The regulatory risk to the nation’s banking sector has again been exposed, with the prudential regulator advising the major banks that the capital benefit from debt issued by their wealth management subsidiaries will be phased out by the end of 2017.
Westpac will not be affected, but almost $5 billion of debt held in the wealth businesses of Commonwealth Bank, National Australia Bank and ANZ Bank will come under the new treatment.
CBA, with $2.2bn of debt funding in the Colonial group, gets a 61 basis-point benefit to its tier one capital ratio under the current regime, while NAB, with $1.97bn of wealth debt, enjoys a 53 basis-point benefit.
The effect on ANZ, which has $800 million of outstanding wealth debt, is 22 basis points.
All three banks said they would meet any additional requirements through organic capital generation.
CBA chief financial officer David Craig said the Australian Prudential Regulation Authority’s ruling would have no immediate impact on the bank’s capital ratios.
“The impact on future periods should be minimal given the group’s strong capital generation capabilities, which should enable the orderly transition of existing non-recourse debt to equity funding,” Mr Craig said.

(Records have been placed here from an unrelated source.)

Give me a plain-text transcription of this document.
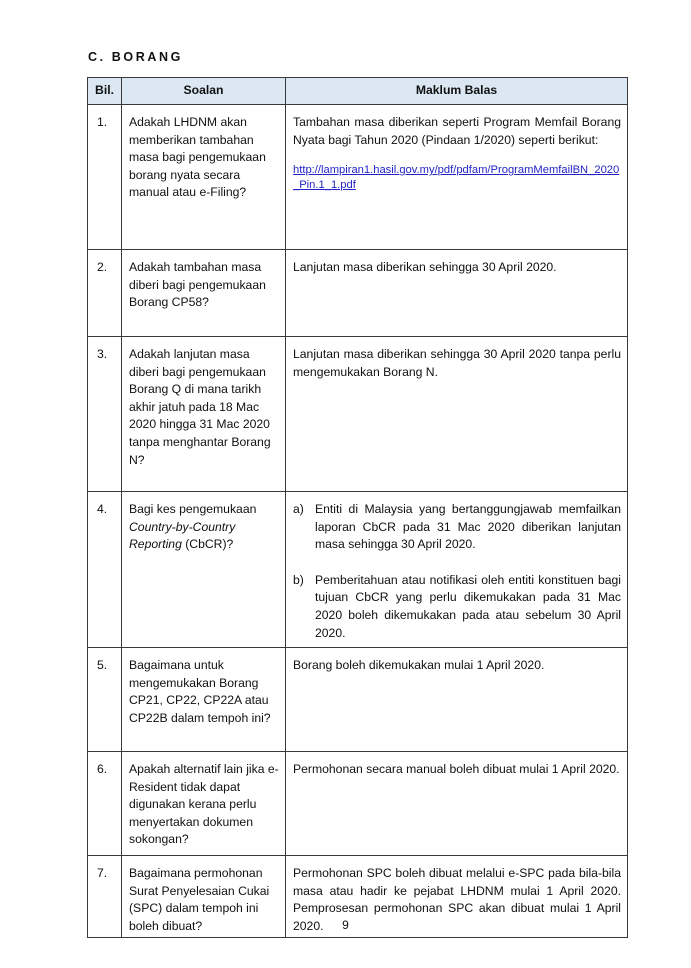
C. BORANG
Bil.	Soalan	Maklum Balas
1.	Adakah LHDNM akan memberikan tambahan masa bagi pengemukaan borang nyata secara manual atau e-Filing?	Tambahan masa diberikan seperti Program Memfail Borang Nyata bagi Tahun 2020 (Pindaan 1/2020) seperti berikut:
http://lampiran1.hasil.gov.my/pdf/pdfam/ProgramMemfailBN_2020_Pin.1_1.pdf

2.	Adakah tambahan masa diberi bagi pengemukaan Borang CP58?	Lanjutan masa diberikan sehingga 30 April 2020.
3.	Adakah lanjutan masa diberi bagi pengemukaan Borang Q di mana tarikh akhir jatuh pada 18 Mac 2020 hingga 31 Mac 2020 tanpa menghantar Borang N?	Lanjutan masa diberikan sehingga 30 April 2020 tanpa perlu mengemukakan Borang N.
4.	Bagi kes pengemukaan Country-by-Country Reporting (CbCR)?	a) Entiti di Malaysia yang bertanggungjawab memfailkan laporan CbCR pada 31 Mac 2020 diberikan lanjutan masa sehingga 30 April 2020.
b) Pemberitahuan atau notifikasi oleh entiti konstituen bagi tujuan CbCR yang perlu dikemukakan pada 31 Mac 2020 boleh dikemukakan pada atau sebelum 30 April 2020.

5.	Bagaimana untuk mengemukakan Borang CP21, CP22, CP22A atau CP22B dalam tempoh ini?	Borang boleh dikemukakan mulai 1 April 2020.
6.	Apakah alternatif lain jika e-Resident tidak dapat digunakan kerana perlu menyertakan dokumen sokongan?	Permohonan secara manual boleh dibuat mulai 1 April 2020.
7.	Bagaimana permohonan Surat Penyelesaian Cukai (SPC) dalam tempoh ini boleh dibuat?	Permohonan SPC boleh dibuat melalui e-SPC pada bila-bila masa atau hadir ke pejabat LHDNM mulai 1 April 2020. Pemprosesan permohonan SPC akan dibuat mulai 1 April 2020.	9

In a note, Goldman Sachs analyst Andrew Lyons agreed the banks could make up the difference organically. But the impact on returns from the wealth businesses was more important.
Again, Westpac would be unaffected, but Mr Lyons estimated that by 2018 CBA would suffer a 90 basis-point decline in return on tangible equity, with a 60 basis-point fall for NAB and a 20 basis-point erosion for ANZ.
Bank of America Merrill Lynch said in a note that the APRA move underscored the sector’s regulatory risk, which together with full valuations meant that it had a cautious, underweight view on the stocks.
“While the financial services inquiry is the key focal point for potential regulatory change in 2014, it is accompanied by a new federal government looking to address the fiscal shortfall and post-global financial crisis issues that remain unresolved,” analyst Andrew Hill said.
“This leaves potential near-term risks surrounding the first-half 2014 results, the May 13 federal budget and the interim financial system inquiry report due midyear.”
NAB said APRA had approved a transition period that would allow the capital benefit of most of the outstanding debt to be progressively reduced through to December 2017.
ANZ said it expected to meet any additional capital requirements through organic capital generation.